Barbearia Gourmet
Desde épocas remotas, quando nossos ancestrais faziam pinturas nas paredes das cavernas e viviam em tribos, muitas vezes nômades, que o homem procura formas de customizar a sua aparência. Foi, aliás, o grande arqueólogo Mauricio de Sousa que registrou a primeira imagem de um homem pré-histórico, diferenciado dos demais por trazer um prego gigante em sua clava de caça.
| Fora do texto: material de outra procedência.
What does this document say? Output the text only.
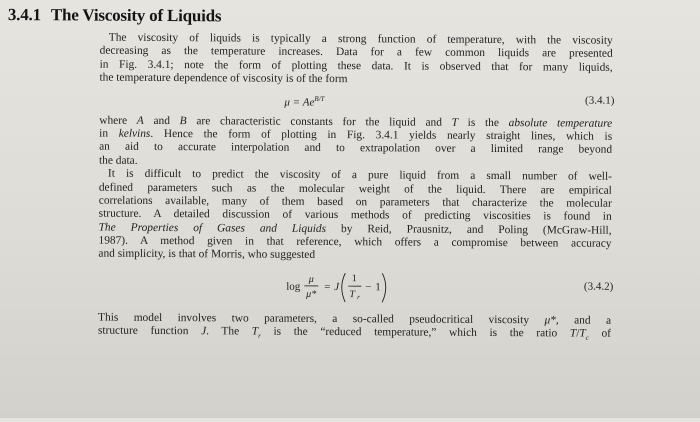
3.4.1 The Viscosity of Liquids
The viscosity of liquids is typically a strong function of temperature, with the viscosity
decreasing as the temperature increases. Data for a few common liquids are presented
in Fig. 3.4.1; note the form of plotting these data. It is observed that for many liquids,
the temperature dependence of viscosity is of the form
$\mu = Ae^{B/T}$	(3.4.1)
where A and B are characteristic constants for the liquid and T is the absolute temperature
in kelvins. Hence the form of plotting in Fig. 3.4.1 yields nearly straight lines, which is
an aid to accurate interpolation and to extrapolation over a limited range beyond
the data.
It is difficult to predict the viscosity of a pure liquid from a small number of well-
defined parameters such as the molecular weight of the liquid. There are empirical
correlations available, many of them based on parameters that characterize the molecular
structure. A detailed discussion of various methods of predicting viscosities is found in
The Properties of Gases and Liquids by Reid, Prausnitz, and Poling (McGraw-Hill,
1987). A method given in that reference, which offers a compromise between accuracy
and simplicity, is that of Morris, who suggested
log
μ
μ*
= J
1
T r
− 1	(3.4.2)
This model involves two parameters, a so-called pseudocritical viscosity μ*, and a
structure function J. The $T_r$ is the “reduced temperature,” which is the ratio $T/T_c$ of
A esse, deu o nome de Piteco.
Desde então, a civilização evoluiu e as peles de animais foram substituídas por tecidos cada vez mais estilizados, as pinturas corporais viraram tatuagens de todas as formas, tamanhos e estilos, e os seres humanos encontraram cada vez mais formas de se diferenciarem dos outros, embora a necessidade de pertencer a um grupo ainda seja mais forte do que a individualidade.
E como tudo que avança e evolui, claro, há exageros – a expressão “pendura uma melancia no pescoço” deve ter surgido em alguma situação dessas – e outros casos em que nem sabíamos que precisávamos antes de que existissem, alguns tornando-se essenciais à vida cotidiana, outros apenas um excesso supérfluo.
Um exemplo são as barbearias que se espalharam por todo lugar. Não sou a pessoa mais adequada a dizer em qual categoria elas se encaixam – essenciais ou supérfluas –, até porque desde sempre que eu mesmo faço a minha barba (toda torta) e corto o cabelo com a mais renomada e confiante profissional que já caminhou pela face da Terra (minha mãe), com raras exceções, inclusive aquela que dei a maquininha na mão da minha esposa e disse “seja o que Deus quiser”… Afinal, se tenho amigos que desde adolescência cortam o próprio cabelo, por que eu não poderia?
Mas talvez, pensando nisso, nesses caras que não abrem a mão nem para cumprimentar, as barbearias se viram obrigadas a evoluir e se tornarem um tipo de “barbearia gourmet”. Felizmente, diferente de muitas comidas gourmetizadas, que só tiveram acréscimo no preço, os ambientes em que antes se ia para cortar o cabelo, quando muito se trocava uma conversa durante a espera, lendo o jornal do dia ou uma revista de dois anos atrás, virou outra coisa.
Agora, ao sair para aquele tapa no visual, antes de deixar o “bigodin finin e o cabelin na régua”, é possível desfrutar de um verdadeiro playground masculino. Tem cerveja (via de regra, artesanal), mesa de sinuca, fliperamas, canal Premiere de futebol e/ou UFC, entre outras coisas. Dizem que os mais chiques têm até minigolfe, bebida que pisca e shows ao vivo.
O atendimento especial, claro, não fica só na sala de espera e na hora da ação o glamour continua. O tratamento dado à barba é de primeira. Tem xampu e creme, tem toalha aquecida de tecido egípcio (produzido na China) e ferramentas para aparar suficientes para causar inveja aos torturadores da idade média – felizmente, aqui, usadas sem o mesmo objetivo.
A cabeleira também não fica de fora no atendimento para a “very important person” que se senta em alguma das cadeiras – geralmente vintage, que significa algo clássico, antigo e de excelente qualidade e, nesses casos, costuma passar a sensação de conforto aos clientes – e o trabalho é completo e daria orgulho aos pioneiros dos desenhos em cabelos, que devem ter se popularizado na década de 90, quando as maquininhas de cortar cabelo se tornaram mais acessíveis e um a cada três adolescentes achava que era artista ou, pior, aceitava servir de “tela” para o pretenso.
Enfim, seja qual for o seu papel nesse desenvolvimento civilizatório, desde o dito cujo que se senta na cadeira, até o mestre tesoureiro que manuseia com astúcia e perícia o objeto de corte, o mais importante é perceber que o mundo é grande e, mesmo ali, numa atividade tão corriqueira e banal para alguns, pode existir um microcosmo gigantesco de variedades prontas para serem descobertas.